Sir Simon hatte ein Program mit Liedern und Auszügen aus Musicals von Kurt Weil, George Gershwin und vor allem Leonard Bernstein zusammengestellt. Der Hauptteil des Abends war dessen im Jahr 1953 komponierten Musical Wonderful Town gewidmet, das die Geschichte zweier junger Frauen erzählt, die sich aus der tiefen Provinz in Ohio aufmachen, um New York für sich zu erobern.

Die Berliner Philharmoniker standen, wie bereits erwähnt, unter der Leitung von Sir Simon Rattle und wurden ergänzt durch musicalerfahrene Interpreten wie beispielsweise Wayne Marshall (Piano), Ian Wood (Trompete), das Rashèr Saxophone Quartett sowie Andreas van Zoelen (Saxophon), dem von Sir Simon gegründeten ‚European Voices’ Chor und Sängern wie Audra Mc Donald, Kim Criswell, Brent Barrett, Timothy Robinson und Thomas Hampson, der im Musical sängerisch genau so zuhause ist wie in der Oper oder in der Liedinterpretation.

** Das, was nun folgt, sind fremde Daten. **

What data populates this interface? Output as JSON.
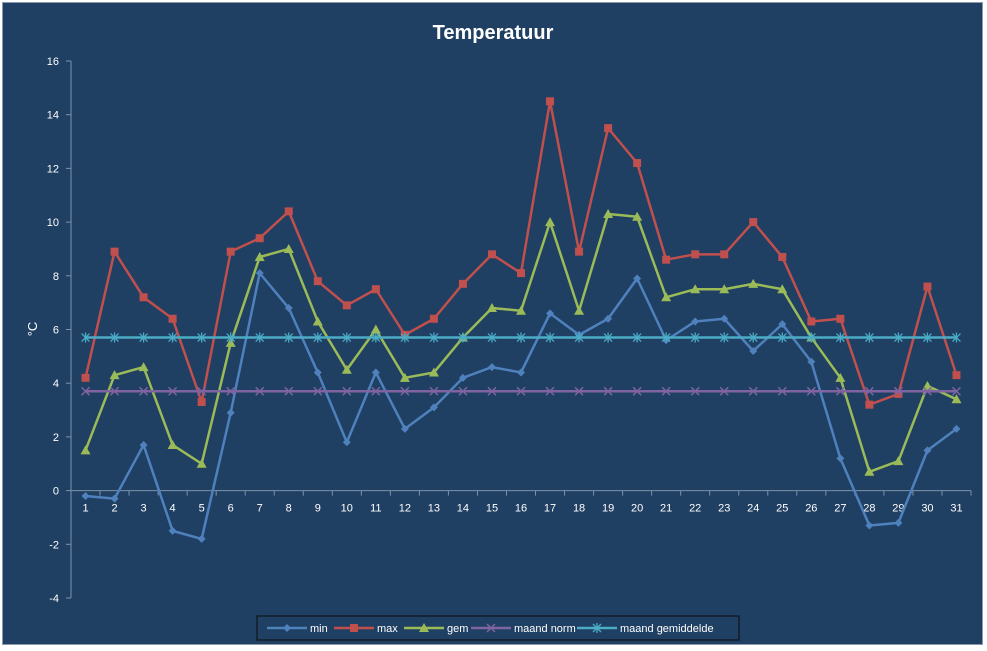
{
  "chart_data": {
    "type": "line",
    "title": "Temperatuur",
    "xlabel": "",
    "ylabel": "°C",
    "ylim": [
      -4,
      16
    ],
    "yticks": [
      -4,
      -2,
      0,
      2,
      4,
      6,
      8,
      10,
      12,
      14,
      16
    ],
    "categories": [
      "1",
      "2",
      "3",
      "4",
      "5",
      "6",
      "7",
      "8",
      "9",
      "10",
      "11",
      "12",
      "13",
      "14",
      "15",
      "16",
      "17",
      "18",
      "19",
      "20",
      "21",
      "22",
      "23",
      "24",
      "25",
      "26",
      "27",
      "28",
      "29",
      "30",
      "31"
    ],
    "grid": false,
    "legend_position": "bottom",
    "series": [
      {
        "name": "min",
        "color": "#4f81bd",
        "marker": "diamond",
        "values": [
          -0.2,
          -0.3,
          1.7,
          -1.5,
          -1.8,
          2.9,
          8.1,
          6.8,
          4.4,
          1.8,
          4.4,
          2.3,
          3.1,
          4.2,
          4.6,
          4.4,
          6.6,
          5.8,
          6.4,
          7.9,
          5.6,
          6.3,
          6.4,
          5.2,
          6.2,
          4.8,
          1.2,
          -1.3,
          -1.2,
          1.5,
          2.3
        ]
      },
      {
        "name": "max",
        "color": "#c0504d",
        "marker": "square",
        "values": [
          4.2,
          8.9,
          7.2,
          6.4,
          3.3,
          8.9,
          9.4,
          10.4,
          7.8,
          6.9,
          7.5,
          5.8,
          6.4,
          7.7,
          8.8,
          8.1,
          14.5,
          8.9,
          13.5,
          12.2,
          8.6,
          8.8,
          8.8,
          10.0,
          8.7,
          6.3,
          6.4,
          3.2,
          3.6,
          7.6,
          4.3
        ]
      },
      {
        "name": "gem",
        "color": "#9bbb59",
        "marker": "triangle",
        "values": [
          1.5,
          4.3,
          4.6,
          1.7,
          1.0,
          5.5,
          8.7,
          9.0,
          6.3,
          4.5,
          6.0,
          4.2,
          4.4,
          5.7,
          6.8,
          6.7,
          10.0,
          6.7,
          10.3,
          10.2,
          7.2,
          7.5,
          7.5,
          7.7,
          7.5,
          5.7,
          4.2,
          0.7,
          1.1,
          3.9,
          3.4
        ]
      },
      {
        "name": "maand norm",
        "color": "#8064a2",
        "marker": "x",
        "values": [
          3.7,
          3.7,
          3.7,
          3.7,
          3.7,
          3.7,
          3.7,
          3.7,
          3.7,
          3.7,
          3.7,
          3.7,
          3.7,
          3.7,
          3.7,
          3.7,
          3.7,
          3.7,
          3.7,
          3.7,
          3.7,
          3.7,
          3.7,
          3.7,
          3.7,
          3.7,
          3.7,
          3.7,
          3.7,
          3.7,
          3.7
        ]
      },
      {
        "name": "maand gemiddelde",
        "color": "#4bacc6",
        "marker": "star",
        "values": [
          5.7,
          5.7,
          5.7,
          5.7,
          5.7,
          5.7,
          5.7,
          5.7,
          5.7,
          5.7,
          5.7,
          5.7,
          5.7,
          5.7,
          5.7,
          5.7,
          5.7,
          5.7,
          5.7,
          5.7,
          5.7,
          5.7,
          5.7,
          5.7,
          5.7,
          5.7,
          5.7,
          5.7,
          5.7,
          5.7,
          5.7
        ]
      }
    ]
  }
}
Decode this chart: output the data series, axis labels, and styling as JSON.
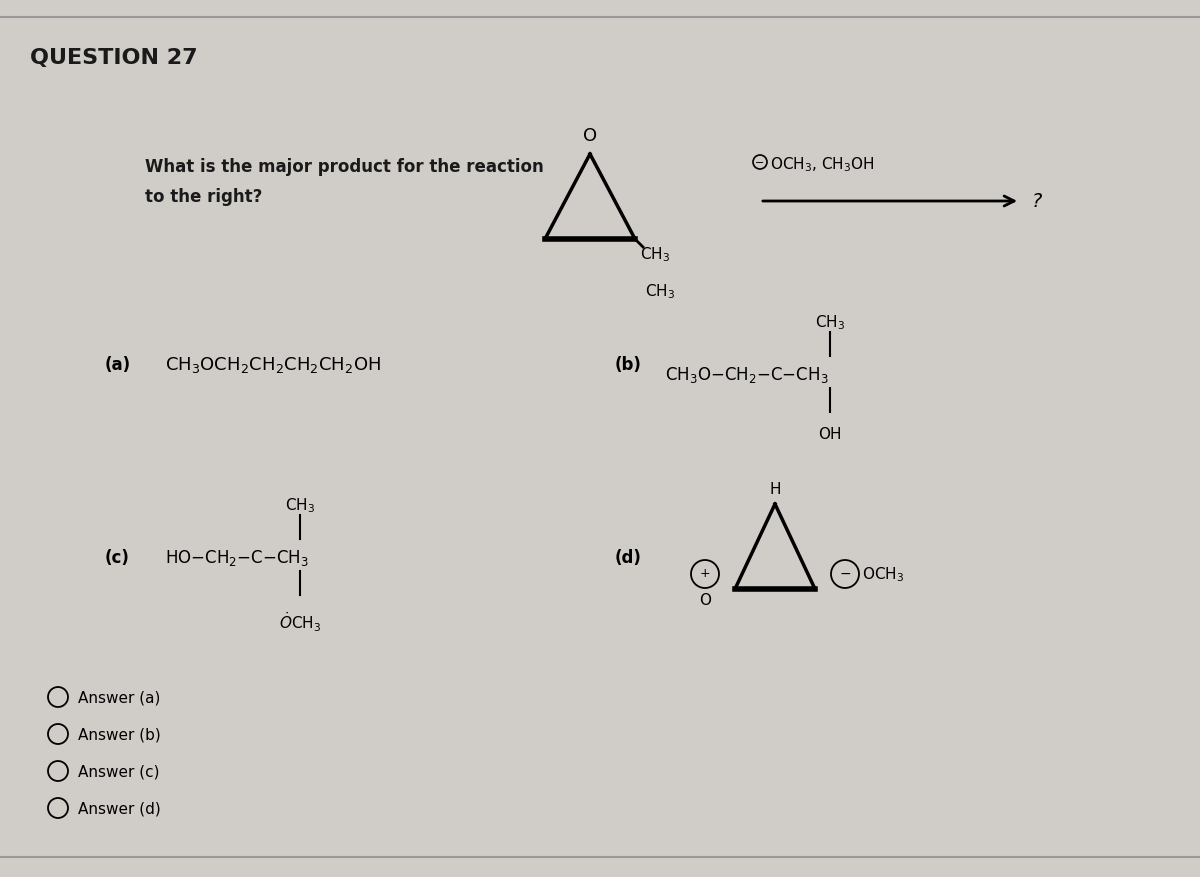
{
  "title": "QUESTION 27",
  "bg_color": "#d0ccc8",
  "text_color": "#1a1a1a",
  "question_text_line1": "What is the major product for the reaction",
  "question_text_line2": "to the right?",
  "choices": [
    "Answer (a)",
    "Answer (b)",
    "Answer (c)",
    "Answer (d)"
  ],
  "font_size_title": 16,
  "font_size_question": 12,
  "font_size_formula": 13,
  "font_size_small": 10
}
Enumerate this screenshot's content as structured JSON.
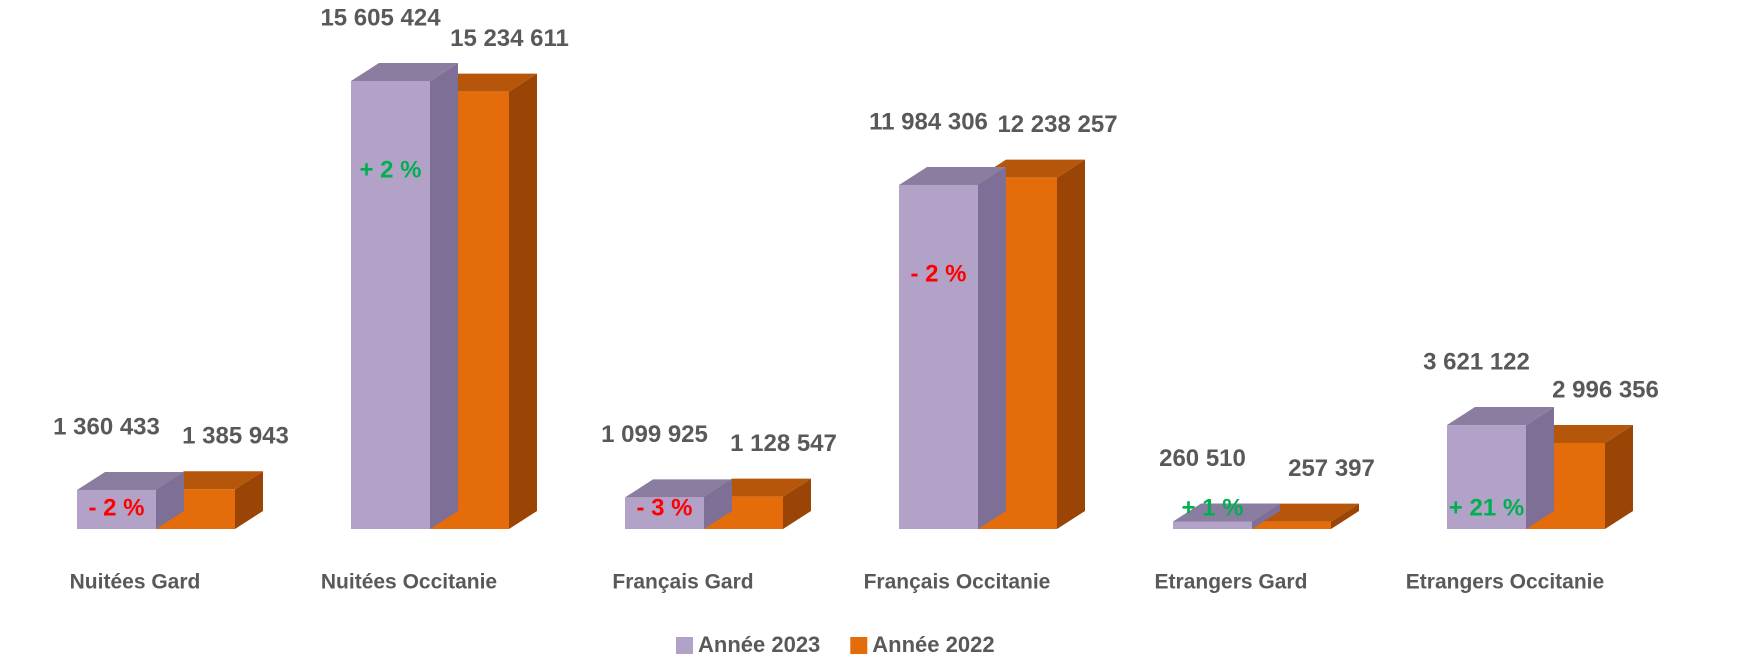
{
  "chart_data": {
    "type": "bar3d",
    "categories": [
      "Nuitées Gard",
      "Nuitées Occitanie",
      "Français Gard",
      "Français Occitanie",
      "Etrangers Gard",
      "Etrangers Occitanie"
    ],
    "series": [
      {
        "name": "Année 2023",
        "color": "#b3a2c7",
        "top_color": "#8b7da0",
        "side_color": "#7e6f96",
        "values": [
          1360433,
          15605424,
          1099925,
          11984306,
          260510,
          3621122
        ],
        "value_labels": [
          "1 360 433",
          "15 605 424",
          "1 099 925",
          "11 984 306",
          "260 510",
          "3 621 122"
        ]
      },
      {
        "name": "Année 2022",
        "color": "#e46c0a",
        "top_color": "#b5560a",
        "side_color": "#9a4506",
        "values": [
          1385943,
          15234611,
          1128547,
          12238257,
          257397,
          2996356
        ],
        "value_labels": [
          "1 385 943",
          "15 234 611",
          "1 128 547",
          "12 238 257",
          "257 397",
          "2 996 356"
        ]
      }
    ],
    "annotations": [
      {
        "text": "- 2 %",
        "color": "#ff0000"
      },
      {
        "text": "+ 2 %",
        "color": "#00b050"
      },
      {
        "text": "- 3 %",
        "color": "#ff0000"
      },
      {
        "text": "- 2 %",
        "color": "#ff0000"
      },
      {
        "text": "+ 1 %",
        "color": "#00b050"
      },
      {
        "text": "+ 21 %",
        "color": "#00b050"
      }
    ],
    "legend": "bottom"
  }
}
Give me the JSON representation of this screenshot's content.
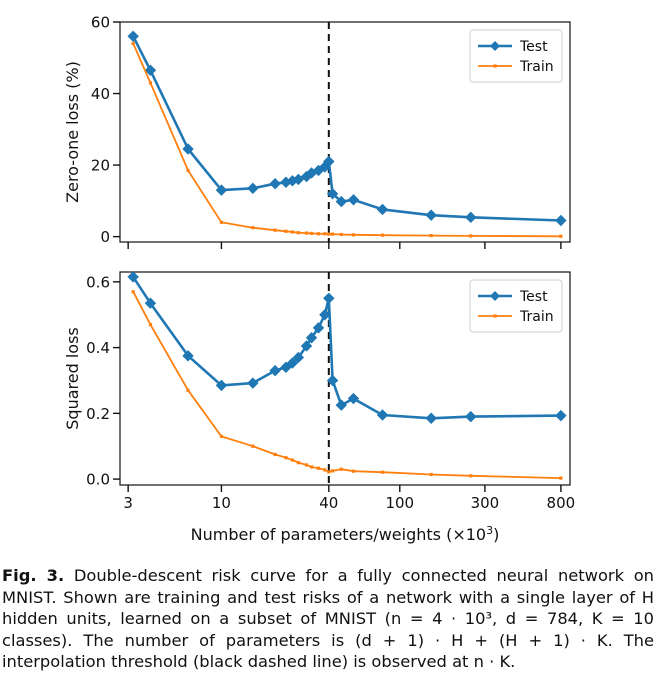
{
  "chart_data": [
    {
      "type": "line",
      "title": "",
      "xlabel": "",
      "ylabel": "Zero-one loss (%)",
      "xscale": "log",
      "xlim": [
        2.7,
        900
      ],
      "ylim": [
        -1.5,
        60
      ],
      "yticks": [
        0,
        20,
        40,
        60
      ],
      "ytick_labels": [
        "0",
        "20",
        "40",
        "60"
      ],
      "threshold": 40,
      "legend": {
        "position": "top-right",
        "entries": [
          "Test",
          "Train"
        ]
      },
      "series": [
        {
          "name": "Test",
          "color": "#1f77b4",
          "marker": "diamond",
          "x": [
            3.2,
            4.0,
            6.5,
            10,
            15,
            20,
            23,
            25,
            27,
            30,
            32,
            35,
            38,
            40,
            42,
            47,
            55,
            80,
            150,
            250,
            800
          ],
          "y": [
            56,
            46.5,
            24.5,
            13,
            13.5,
            14.8,
            15.2,
            15.6,
            16,
            16.8,
            17.8,
            18.5,
            19.5,
            21,
            12,
            9.8,
            10.3,
            7.6,
            6,
            5.4,
            4.5
          ]
        },
        {
          "name": "Train",
          "color": "#ff7f0e",
          "marker": "small",
          "x": [
            3.2,
            4.0,
            6.5,
            10,
            15,
            20,
            23,
            25,
            27,
            30,
            32,
            35,
            38,
            40,
            42,
            47,
            55,
            80,
            150,
            250,
            800
          ],
          "y": [
            54,
            43,
            18.5,
            4,
            2.5,
            1.8,
            1.5,
            1.3,
            1.1,
            1.0,
            0.9,
            0.8,
            0.8,
            0.7,
            0.7,
            0.6,
            0.5,
            0.4,
            0.3,
            0.2,
            0.1
          ]
        }
      ]
    },
    {
      "type": "line",
      "title": "",
      "xlabel": "Number of parameters/weights (×10",
      "xlabel_sup": "3",
      "xlabel_end": ")",
      "ylabel": "Squared loss",
      "xscale": "log",
      "xlim": [
        2.7,
        900
      ],
      "ylim": [
        -0.018,
        0.63
      ],
      "yticks": [
        0,
        0.2,
        0.4,
        0.6
      ],
      "ytick_labels": [
        "0.0",
        "0.2",
        "0.4",
        "0.6"
      ],
      "xticks": [
        3,
        10,
        40,
        100,
        300,
        800
      ],
      "xtick_labels": [
        "3",
        "10",
        "40",
        "100",
        "300",
        "800"
      ],
      "threshold": 40,
      "legend": {
        "position": "top-right",
        "entries": [
          "Test",
          "Train"
        ]
      },
      "series": [
        {
          "name": "Test",
          "color": "#1f77b4",
          "marker": "diamond",
          "x": [
            3.2,
            4.0,
            6.5,
            10,
            15,
            20,
            23,
            25,
            27,
            30,
            32,
            35,
            38,
            40,
            42,
            47,
            55,
            80,
            150,
            250,
            800
          ],
          "y": [
            0.615,
            0.535,
            0.375,
            0.285,
            0.292,
            0.33,
            0.34,
            0.353,
            0.37,
            0.405,
            0.43,
            0.46,
            0.5,
            0.55,
            0.3,
            0.225,
            0.245,
            0.195,
            0.185,
            0.19,
            0.193
          ]
        },
        {
          "name": "Train",
          "color": "#ff7f0e",
          "marker": "small",
          "x": [
            3.2,
            4.0,
            6.5,
            10,
            15,
            20,
            23,
            25,
            27,
            30,
            32,
            35,
            38,
            40,
            42,
            47,
            55,
            80,
            150,
            250,
            800
          ],
          "y": [
            0.57,
            0.47,
            0.27,
            0.13,
            0.1,
            0.075,
            0.065,
            0.058,
            0.05,
            0.043,
            0.037,
            0.033,
            0.028,
            0.022,
            0.025,
            0.03,
            0.024,
            0.021,
            0.014,
            0.01,
            0.003
          ]
        }
      ]
    }
  ],
  "caption": {
    "label": "Fig. 3.",
    "text": "Double-descent risk curve for a fully connected neural network on MNIST. Shown are training and test risks of a network with a single layer of H hidden units, learned on a subset of MNIST (n = 4 · 10³, d = 784, K = 10 classes). The number of parameters is (d + 1) · H + (H + 1) · K. The interpolation threshold (black dashed line) is observed at n · K."
  }
}
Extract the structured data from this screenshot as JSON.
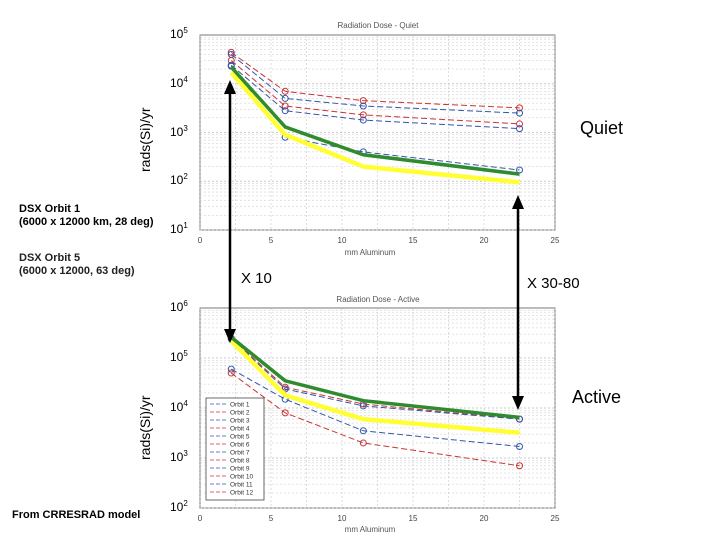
{
  "labels": {
    "ylabel": "rads(Si)/yr",
    "quiet": "Quiet",
    "active": "Active",
    "x10": "X 10",
    "x3080": "X 30-80",
    "orbit1_l1": "DSX Orbit 1",
    "orbit1_l2": "(6000 x 12000 km, 28 deg)",
    "orbit5_l1": "DSX Orbit 5",
    "orbit5_l2": "(6000 x 12000, 63 deg)",
    "source": "From CRRESRAD model"
  },
  "colors": {
    "green": "#2e8b2e",
    "yellow": "#ffff33",
    "red_dash": "#cc3333",
    "blue_dash": "#3355aa",
    "grid": "#bbbbbb",
    "arrow": "#000000"
  },
  "chart_data": [
    {
      "type": "line",
      "title": "Radiation Dose - Quiet",
      "xlabel": "mm Aluminum",
      "ylabel": "rads(Si)/yr",
      "xlim": [
        0,
        25
      ],
      "ylim_exp": [
        1,
        5
      ],
      "x_ticks": [
        "0",
        "5",
        "10",
        "15",
        "20",
        "25"
      ],
      "y_ticks": [
        {
          "base": "10",
          "exp": "5"
        },
        {
          "base": "10",
          "exp": "4"
        },
        {
          "base": "10",
          "exp": "3"
        },
        {
          "base": "10",
          "exp": "2"
        },
        {
          "base": "10",
          "exp": "1"
        }
      ],
      "series": [
        {
          "name": "DSX Orbit 1",
          "style": "green",
          "x": [
            2.2,
            6,
            11.5,
            22.5
          ],
          "values": [
            22000,
            1300,
            350,
            140
          ]
        },
        {
          "name": "DSX Orbit 5",
          "style": "yellow",
          "x": [
            2.2,
            6,
            11.5,
            22.5
          ],
          "values": [
            17000,
            900,
            200,
            95
          ]
        },
        {
          "name": "Orbit 1",
          "style": "red",
          "x": [
            2.2,
            6,
            11.5,
            22.5
          ],
          "values": [
            44000,
            7000,
            4500,
            3200
          ]
        },
        {
          "name": "Orbit 2",
          "style": "blue",
          "x": [
            2.2,
            6,
            11.5,
            22.5
          ],
          "values": [
            40000,
            5000,
            3500,
            2500
          ]
        },
        {
          "name": "Orbit 3",
          "style": "red",
          "x": [
            2.2,
            6,
            11.5,
            22.5
          ],
          "values": [
            30000,
            3500,
            2300,
            1500
          ]
        },
        {
          "name": "Orbit 4",
          "style": "blue",
          "x": [
            2.2,
            6,
            11.5,
            22.5
          ],
          "values": [
            24000,
            2800,
            1800,
            1200
          ]
        },
        {
          "name": "Orbit 5",
          "style": "blue",
          "x": [
            2.2,
            6,
            11.5,
            22.5
          ],
          "values": [
            23000,
            800,
            400,
            170
          ]
        }
      ]
    },
    {
      "type": "line",
      "title": "Radiation Dose - Active",
      "xlabel": "mm Aluminum",
      "ylabel": "rads(Si)/yr",
      "xlim": [
        0,
        25
      ],
      "ylim_exp": [
        2,
        6
      ],
      "x_ticks": [
        "0",
        "5",
        "10",
        "15",
        "20",
        "25"
      ],
      "y_ticks": [
        {
          "base": "10",
          "exp": "6"
        },
        {
          "base": "10",
          "exp": "5"
        },
        {
          "base": "10",
          "exp": "4"
        },
        {
          "base": "10",
          "exp": "3"
        },
        {
          "base": "10",
          "exp": "2"
        }
      ],
      "legend": [
        "Orbit 1",
        "Orbit 2",
        "Orbit 3",
        "Orbit 4",
        "Orbit 5",
        "Orbit 6",
        "Orbit 7",
        "Orbit 8",
        "Orbit 9",
        "Orbit 10",
        "Orbit 11",
        "Orbit 12"
      ],
      "series": [
        {
          "name": "DSX Orbit 1",
          "style": "green",
          "x": [
            2.2,
            6,
            11.5,
            22.5
          ],
          "values": [
            260000,
            35000,
            14000,
            6500
          ]
        },
        {
          "name": "DSX Orbit 5",
          "style": "yellow",
          "x": [
            2.2,
            6,
            11.5,
            22.5
          ],
          "values": [
            220000,
            18000,
            6000,
            3200
          ]
        },
        {
          "name": "Orbit 1",
          "style": "red",
          "x": [
            2.2,
            6,
            11.5,
            22.5
          ],
          "values": [
            250000,
            26000,
            12000,
            6000
          ]
        },
        {
          "name": "Orbit 2",
          "style": "blue",
          "x": [
            2.2,
            6,
            11.5,
            22.5
          ],
          "values": [
            240000,
            24000,
            11000,
            6000
          ]
        },
        {
          "name": "Orbit 3",
          "style": "blue",
          "x": [
            2.2,
            6,
            11.5,
            22.5
          ],
          "values": [
            60000,
            15000,
            3500,
            1700
          ]
        },
        {
          "name": "Orbit 4",
          "style": "red",
          "x": [
            2.2,
            6,
            11.5,
            22.5
          ],
          "values": [
            50000,
            8000,
            2000,
            700
          ]
        }
      ]
    }
  ]
}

Die Lichtregie arbeitete mit allen zur Verfügung stehenden Mitteln (Neonröhren, mehrfarbigen Spots und Rauchmaschinen) und verwandelte den Saal in eine Art Broadway-Vorzimmer. Die Choreographie wurde von Candace Allen geführt.

Dem aufmerksamen Besucher fielen einige Neuerungen seit dem letzten Besuch in der Ära Abbado sofort ins Auge: die neue Gestaltung der Programme, eine neue Informationszeitschrift (anstelle der ehemaligen ‚Philharmonischen Blätter’) im Stile von ‚News Magazine’, die Interviews mit Künstlern bringt und Neuigkeiten aus dem Orchester berichtet. Eine erneuerte und vergrösserte Buchhandlung in einer Ecke des Foyers, Text- und Bildprojektionen an den Wänden. Kurz gesagt - mit dem neuen Chef hat auch in dieser Richtung eine neues Zeitalter begonnen.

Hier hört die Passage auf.